Juegos reunidos
«No hay mejor ley de defensa nacional que conocer lo que hay que defender y saber por qué, y esto, por mucha redacción normativa y belicosa que haya, ahora no existe ni por asomo y tampoco se improvisa»
Es como si la vida ocurriera en otra parte y se hubiera decidido que todos jugáramos a La Oca o al Playmóbil. Los asuntos de Estado parecen ahora programas de teleclub parroquial, mientras en esa otra parte sin acceso está pasando la vida y con ella las cosas esenciales para una sociedad, un país, una nación. ¿De verdad vamos a poder ser con suplantaciones del lenguaje, coches híbridos, condenas a la carne comestible, la jerga de vacunas y enmascaramientos, la volatilidad de la identidad sexual, o los preparativos de una ley de seguridad nacional que ríanse ustedes de las guerrillas de Tito, las pañoletas castristas, la Ocupación alemana y lo que haga falta? ¿Esperamos alguna catástrofe o vamos a seguir entretenidos con simplezas hasta el fin de nuestros días? Eso por no hablar de la anestesia que nos ha dejado en herencia el confinamiento, la súbita cercanía de la muerte, el teletrabajo –que es otra forma de aislamiento– y el florecer de las manías como síntoma de una sociedad que no anda muy bien de salud y no sólo por la peste que nos asedia. De las noticias televisivas mejor no decir nada: son un vertedero de sucesos.
O sea que ya no se sabe a qué estamos jugando –si a El señor de las moscas o a Los viajes de Gulliver–, más allá de que son muchas las cosas que parecen un juego de mal fario. Porque más que relevo generacional, esto es el gabinete del doctor Caligari ideando una trastada tras otra para entretener al personal. Un ministro abomina de la carne –de momento sólo de la que nos alimentamos, no de la otra, todo se andará– y propone su desaparición del menú, y va el presidente y hace un elogio del chuletón que recuerda al Aznar de «a mí nadie me dice cuántas copas de vino puedo beber». Y mientras se va redactando en no sé qué vientre del Estado la, por lo visto, imprescindible ley de seguridad o defensa nacional, el mismo presidente del chuletón ha de interrumpir bruscamente una rueda de prensa porque vienen los rusos y necesitamos el Eurofighter que está aparcado en el hangar. Parece de Gila pero no lo es.
¿De verdad se necesita esa ley? Porque mucho más fácil sería restaurar un servicio militar más reducido y efectivo que el anterior, que enzarzarse en hipótesis abracadabrantes donde se puede instalar a un señor de setenta y cinco años vigilando una frontera que no existe, o requisar varias casas de la zona para instalar en ellas un fantasmagórico estado mayor que prevenga la llegada de comandos de otra galaxia. Repito: ¿estamos esperando una catástrofe? Porque a los bárbaros no los esperamos: los bárbaros están dentro, como en el poema de Cavafis. Y uno piensa en cuando Jordi Pujol –que no Aznar, que fue su instrumento y cómplice necesario– eliminó el servicio militar obligatorio y, a partir de ahí, el conocimiento y conciencia de país fue mermando a ojos vista, ya sabía él lo que se hacía. Ahora sus herederos reclaman de vez en cuando un ejército propio al estilo del Tercio de Montserrat –donde sirvió el gran Martí de Riquer– pero al revés.

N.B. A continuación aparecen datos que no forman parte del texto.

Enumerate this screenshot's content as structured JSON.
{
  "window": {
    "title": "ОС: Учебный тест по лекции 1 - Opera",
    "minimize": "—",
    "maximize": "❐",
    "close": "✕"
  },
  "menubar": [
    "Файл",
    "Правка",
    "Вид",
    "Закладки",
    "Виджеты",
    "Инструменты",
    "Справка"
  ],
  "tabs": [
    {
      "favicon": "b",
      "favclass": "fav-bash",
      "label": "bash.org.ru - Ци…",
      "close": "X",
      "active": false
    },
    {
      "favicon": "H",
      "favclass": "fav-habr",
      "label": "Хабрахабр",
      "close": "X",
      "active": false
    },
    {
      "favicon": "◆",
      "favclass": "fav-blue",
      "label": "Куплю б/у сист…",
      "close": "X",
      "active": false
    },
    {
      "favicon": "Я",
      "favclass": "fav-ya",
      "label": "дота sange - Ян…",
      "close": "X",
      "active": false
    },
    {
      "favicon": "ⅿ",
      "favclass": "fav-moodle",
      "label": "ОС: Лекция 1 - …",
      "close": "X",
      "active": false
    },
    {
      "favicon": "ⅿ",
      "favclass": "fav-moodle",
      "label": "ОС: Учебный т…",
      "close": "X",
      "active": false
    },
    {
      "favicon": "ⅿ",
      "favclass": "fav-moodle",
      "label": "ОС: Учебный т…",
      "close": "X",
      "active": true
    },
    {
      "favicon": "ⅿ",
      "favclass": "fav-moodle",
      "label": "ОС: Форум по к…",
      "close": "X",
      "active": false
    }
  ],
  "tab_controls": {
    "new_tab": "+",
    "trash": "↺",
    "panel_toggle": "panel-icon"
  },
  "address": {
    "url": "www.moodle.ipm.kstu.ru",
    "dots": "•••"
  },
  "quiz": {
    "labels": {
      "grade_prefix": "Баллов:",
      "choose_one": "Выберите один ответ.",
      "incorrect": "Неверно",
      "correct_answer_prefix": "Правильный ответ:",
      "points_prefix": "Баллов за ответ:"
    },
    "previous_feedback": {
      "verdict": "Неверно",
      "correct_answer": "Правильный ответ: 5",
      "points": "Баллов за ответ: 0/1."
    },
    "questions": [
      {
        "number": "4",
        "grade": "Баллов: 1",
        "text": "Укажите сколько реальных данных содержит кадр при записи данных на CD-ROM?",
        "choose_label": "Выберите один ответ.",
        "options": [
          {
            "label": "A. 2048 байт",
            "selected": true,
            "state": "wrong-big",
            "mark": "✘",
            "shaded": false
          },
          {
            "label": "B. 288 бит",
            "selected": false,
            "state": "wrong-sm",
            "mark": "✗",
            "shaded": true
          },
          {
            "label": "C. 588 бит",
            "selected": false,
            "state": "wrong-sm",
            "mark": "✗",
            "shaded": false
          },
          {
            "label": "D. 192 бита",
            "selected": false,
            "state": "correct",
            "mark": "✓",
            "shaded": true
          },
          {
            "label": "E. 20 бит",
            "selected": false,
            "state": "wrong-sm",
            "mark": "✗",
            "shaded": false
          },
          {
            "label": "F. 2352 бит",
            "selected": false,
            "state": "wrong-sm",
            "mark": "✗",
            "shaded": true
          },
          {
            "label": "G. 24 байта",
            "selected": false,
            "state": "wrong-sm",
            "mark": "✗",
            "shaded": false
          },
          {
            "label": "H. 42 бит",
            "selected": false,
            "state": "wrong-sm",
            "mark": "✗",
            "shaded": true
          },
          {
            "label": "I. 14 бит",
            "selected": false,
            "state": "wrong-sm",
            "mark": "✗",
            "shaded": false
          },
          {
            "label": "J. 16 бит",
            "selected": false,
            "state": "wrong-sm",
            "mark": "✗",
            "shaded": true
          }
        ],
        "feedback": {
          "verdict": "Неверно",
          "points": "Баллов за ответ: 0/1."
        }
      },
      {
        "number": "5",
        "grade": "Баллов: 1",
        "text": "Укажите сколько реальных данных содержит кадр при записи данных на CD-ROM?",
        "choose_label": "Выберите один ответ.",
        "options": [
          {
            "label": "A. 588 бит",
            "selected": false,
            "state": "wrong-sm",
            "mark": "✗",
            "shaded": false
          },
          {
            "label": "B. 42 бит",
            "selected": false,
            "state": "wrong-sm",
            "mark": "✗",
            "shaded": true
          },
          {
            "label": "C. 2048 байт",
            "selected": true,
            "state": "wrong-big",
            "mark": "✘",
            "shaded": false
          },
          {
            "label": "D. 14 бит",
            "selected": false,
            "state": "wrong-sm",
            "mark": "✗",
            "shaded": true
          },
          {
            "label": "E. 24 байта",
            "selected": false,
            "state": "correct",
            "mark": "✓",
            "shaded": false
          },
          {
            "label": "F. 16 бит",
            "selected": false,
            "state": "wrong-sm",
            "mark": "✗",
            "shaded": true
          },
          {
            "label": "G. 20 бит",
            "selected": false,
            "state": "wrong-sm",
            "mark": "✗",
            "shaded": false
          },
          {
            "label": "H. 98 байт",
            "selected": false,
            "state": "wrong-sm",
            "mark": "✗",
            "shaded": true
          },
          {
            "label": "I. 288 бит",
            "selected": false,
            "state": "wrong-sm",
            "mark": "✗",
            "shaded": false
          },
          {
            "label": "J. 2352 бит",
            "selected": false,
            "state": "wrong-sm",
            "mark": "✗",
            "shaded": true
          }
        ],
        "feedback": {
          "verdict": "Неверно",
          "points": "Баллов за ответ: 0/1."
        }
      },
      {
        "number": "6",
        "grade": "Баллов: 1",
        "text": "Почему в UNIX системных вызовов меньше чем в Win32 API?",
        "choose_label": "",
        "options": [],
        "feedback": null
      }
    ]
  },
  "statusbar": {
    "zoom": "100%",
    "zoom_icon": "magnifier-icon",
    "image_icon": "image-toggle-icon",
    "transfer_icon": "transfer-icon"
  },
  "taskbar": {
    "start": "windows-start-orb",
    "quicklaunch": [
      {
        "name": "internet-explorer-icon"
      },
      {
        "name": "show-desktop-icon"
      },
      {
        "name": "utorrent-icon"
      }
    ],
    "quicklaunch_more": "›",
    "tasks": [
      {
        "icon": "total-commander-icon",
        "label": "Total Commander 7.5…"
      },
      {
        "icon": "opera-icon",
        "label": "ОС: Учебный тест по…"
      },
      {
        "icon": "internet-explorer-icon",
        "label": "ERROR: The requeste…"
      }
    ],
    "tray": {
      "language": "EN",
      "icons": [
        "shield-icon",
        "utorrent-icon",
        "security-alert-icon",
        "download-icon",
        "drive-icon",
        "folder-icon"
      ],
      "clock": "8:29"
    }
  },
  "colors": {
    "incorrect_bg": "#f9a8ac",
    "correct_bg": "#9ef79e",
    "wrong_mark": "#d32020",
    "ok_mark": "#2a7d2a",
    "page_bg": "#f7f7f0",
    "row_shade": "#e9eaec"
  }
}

Es evocar a Martí de Riquer y pensar que no hay mejor ley de seguridad nacional que el conocimiento de la historia, la geografía y el latín –sin olvidar la cultura cristiana de donde viene casi todo– y desde hace tiempo se está a otras. O dicho de otro modo: no hay mejor ley de defensa nacional que conocer lo que hay que defender y saber por qué, y esto, por mucha redacción normativa y belicosa que haya, ahora no existe ni por asomo y tampoco se improvisa. Llevamos tiempo huérfanos de ello y va en aumento. Lo que pasó en Ceuta hace un mes no es más que un ejemplo. Y lo que pasó no fue el desembarco a nado de los jóvenes magrebíes sino nuestro diagnóstico del asunto, que en Rabat aún se están partiendo de risa.
Seguimos, pues, encerrados con una caja de Juegos reunidos y hay para rato, da la impresión. Cuando salgamos de ahí no se sabe si seremos capaces de reconocer lo que veamos, empezando por nosotros mismos. Habrá que empezar a romper espejos. Y ya saben la mala suerte que da eso.